SPAC regulations allow investors to demand their money back before a SPAC deal is completed, or once SPAC sponsors run out of time to find a target.
While a SPAC is searching for a target, it may trade somewhat lower than the value of its collateral if sentiment for that SPAC, or in the SPAC market in general, is low. The announcement of a potential deal, however, brings in new investors and speculators, often driving the SPAC’s price well above its NAV.
The Horizon Kinetics SPAC Active ETF exploits these unique structural characteristics of SPACs so as to provide a short-duration exposure that aims to earn a more meaningful risk-adjusted return compared to traditional cash alternatives.
If a deal is orchestrated, the ETF does not plan to hold the SPAC beyond the intended business combination.

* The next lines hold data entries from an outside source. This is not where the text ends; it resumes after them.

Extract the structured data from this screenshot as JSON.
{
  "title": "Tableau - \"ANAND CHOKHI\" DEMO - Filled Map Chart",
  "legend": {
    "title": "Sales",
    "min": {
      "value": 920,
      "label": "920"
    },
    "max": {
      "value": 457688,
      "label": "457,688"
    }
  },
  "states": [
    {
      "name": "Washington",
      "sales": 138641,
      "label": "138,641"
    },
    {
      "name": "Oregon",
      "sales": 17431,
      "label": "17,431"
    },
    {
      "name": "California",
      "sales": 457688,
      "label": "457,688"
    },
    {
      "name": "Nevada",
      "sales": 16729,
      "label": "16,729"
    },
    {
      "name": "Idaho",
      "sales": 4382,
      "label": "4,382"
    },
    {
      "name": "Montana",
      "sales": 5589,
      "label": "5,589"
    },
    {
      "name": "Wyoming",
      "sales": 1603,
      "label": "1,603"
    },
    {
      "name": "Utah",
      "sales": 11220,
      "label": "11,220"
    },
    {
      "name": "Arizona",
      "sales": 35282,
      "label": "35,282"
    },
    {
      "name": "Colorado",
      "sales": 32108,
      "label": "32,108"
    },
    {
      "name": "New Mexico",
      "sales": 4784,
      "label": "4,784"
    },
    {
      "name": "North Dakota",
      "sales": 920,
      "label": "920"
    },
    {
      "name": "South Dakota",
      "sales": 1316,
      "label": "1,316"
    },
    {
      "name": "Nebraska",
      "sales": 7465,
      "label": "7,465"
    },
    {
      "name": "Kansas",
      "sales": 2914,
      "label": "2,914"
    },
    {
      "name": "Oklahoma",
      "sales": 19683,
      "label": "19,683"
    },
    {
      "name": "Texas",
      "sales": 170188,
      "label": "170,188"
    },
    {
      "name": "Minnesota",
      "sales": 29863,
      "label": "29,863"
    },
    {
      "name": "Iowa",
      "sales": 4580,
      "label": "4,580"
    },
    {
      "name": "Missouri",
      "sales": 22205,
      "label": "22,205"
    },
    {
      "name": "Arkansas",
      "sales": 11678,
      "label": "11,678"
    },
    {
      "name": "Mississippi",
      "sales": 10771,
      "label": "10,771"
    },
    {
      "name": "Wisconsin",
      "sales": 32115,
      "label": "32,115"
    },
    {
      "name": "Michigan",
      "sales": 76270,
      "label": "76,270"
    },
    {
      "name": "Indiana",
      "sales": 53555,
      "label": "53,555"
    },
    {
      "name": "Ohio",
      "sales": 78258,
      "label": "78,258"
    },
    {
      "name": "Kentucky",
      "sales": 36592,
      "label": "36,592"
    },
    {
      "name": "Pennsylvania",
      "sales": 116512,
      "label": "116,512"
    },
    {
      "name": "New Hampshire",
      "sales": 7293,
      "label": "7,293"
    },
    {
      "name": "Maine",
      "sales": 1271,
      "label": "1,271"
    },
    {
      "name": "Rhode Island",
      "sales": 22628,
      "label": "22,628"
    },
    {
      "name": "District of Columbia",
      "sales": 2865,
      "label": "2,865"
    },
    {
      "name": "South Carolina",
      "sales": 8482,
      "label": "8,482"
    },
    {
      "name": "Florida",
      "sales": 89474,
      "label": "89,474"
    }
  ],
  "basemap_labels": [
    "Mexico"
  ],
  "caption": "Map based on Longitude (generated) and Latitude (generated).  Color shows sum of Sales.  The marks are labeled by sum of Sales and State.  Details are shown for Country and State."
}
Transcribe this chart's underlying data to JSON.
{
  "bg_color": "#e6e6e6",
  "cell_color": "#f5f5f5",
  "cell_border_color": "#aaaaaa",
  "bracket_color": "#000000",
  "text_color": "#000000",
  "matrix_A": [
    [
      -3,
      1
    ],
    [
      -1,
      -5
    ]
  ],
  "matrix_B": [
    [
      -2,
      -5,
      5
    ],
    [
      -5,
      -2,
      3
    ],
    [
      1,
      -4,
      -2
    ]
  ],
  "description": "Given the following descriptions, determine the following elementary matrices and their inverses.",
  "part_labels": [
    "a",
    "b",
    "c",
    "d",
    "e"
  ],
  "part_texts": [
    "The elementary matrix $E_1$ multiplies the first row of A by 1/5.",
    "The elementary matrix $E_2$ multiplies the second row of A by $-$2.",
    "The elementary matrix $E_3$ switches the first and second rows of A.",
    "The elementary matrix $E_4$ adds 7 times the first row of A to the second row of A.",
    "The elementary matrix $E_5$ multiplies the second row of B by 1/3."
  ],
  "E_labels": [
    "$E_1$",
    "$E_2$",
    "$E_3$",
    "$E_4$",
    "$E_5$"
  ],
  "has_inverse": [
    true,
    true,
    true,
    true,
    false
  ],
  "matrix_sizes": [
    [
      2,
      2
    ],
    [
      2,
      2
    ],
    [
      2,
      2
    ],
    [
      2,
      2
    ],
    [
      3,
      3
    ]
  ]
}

Rather, the fund would redeem shares for the per-share cash value of the trust account.
The ETF is sub-advised by Ryan Heritage, an affiliate of Bulldog Investors, which has been researching and investing in SPACs for over 15 years.
Phil Goldstein, co-Portfolio Manager and Managing Partner at Ryan Heritage, commented: “Despite some recent bad press, SPACs offer income-dependent investors a viable way forward. We believe SPAQ is a superior alternative for the risk-averse investor who is dissatisfied with the interest rate offered on bank certificates of deposit with maturities of six months to two years.”
MEDX
The Horizon Kinetics Medical ETF invests in US-listed securities, including American Depository Receipts, of companies deriving at least 50% of their revenue from medical research, pharmaceuticals, and medical technology industries.
The fund takes a long-term perspective, seeking returns from both intrinsic valuation realization and scientific discovery. It invests primarily in patented first-line pharmaceuticals and biologics, as well as other health care companies offering products with high profit margins and significant barriers to entry.
The ETF may also judiciously invest in public venture capital at the cutting edge of advances in science with the goal of participating in success mode without incurring undue portfolio risk.
Paul Abel, Portfolio Manager at Horizon Kinetics, said: “The past two decades have witnessed a dramatic improvement in the standard of care. One need only consider the new vocabulary that has been introduced: monoclonal antibody, Car T treatment, Immunotherapy, etc. Good science is good medicine during periods of market uncertainty. Our pharmaceutical companies are lean and mean, with multi-billion-dollar per-year investment programs, while our biotechs are mature businesses. The distinction between the two has all but evaporated. To that end, we are pleased to announce the evolution of The Medical Fund into an actively managed ETF.”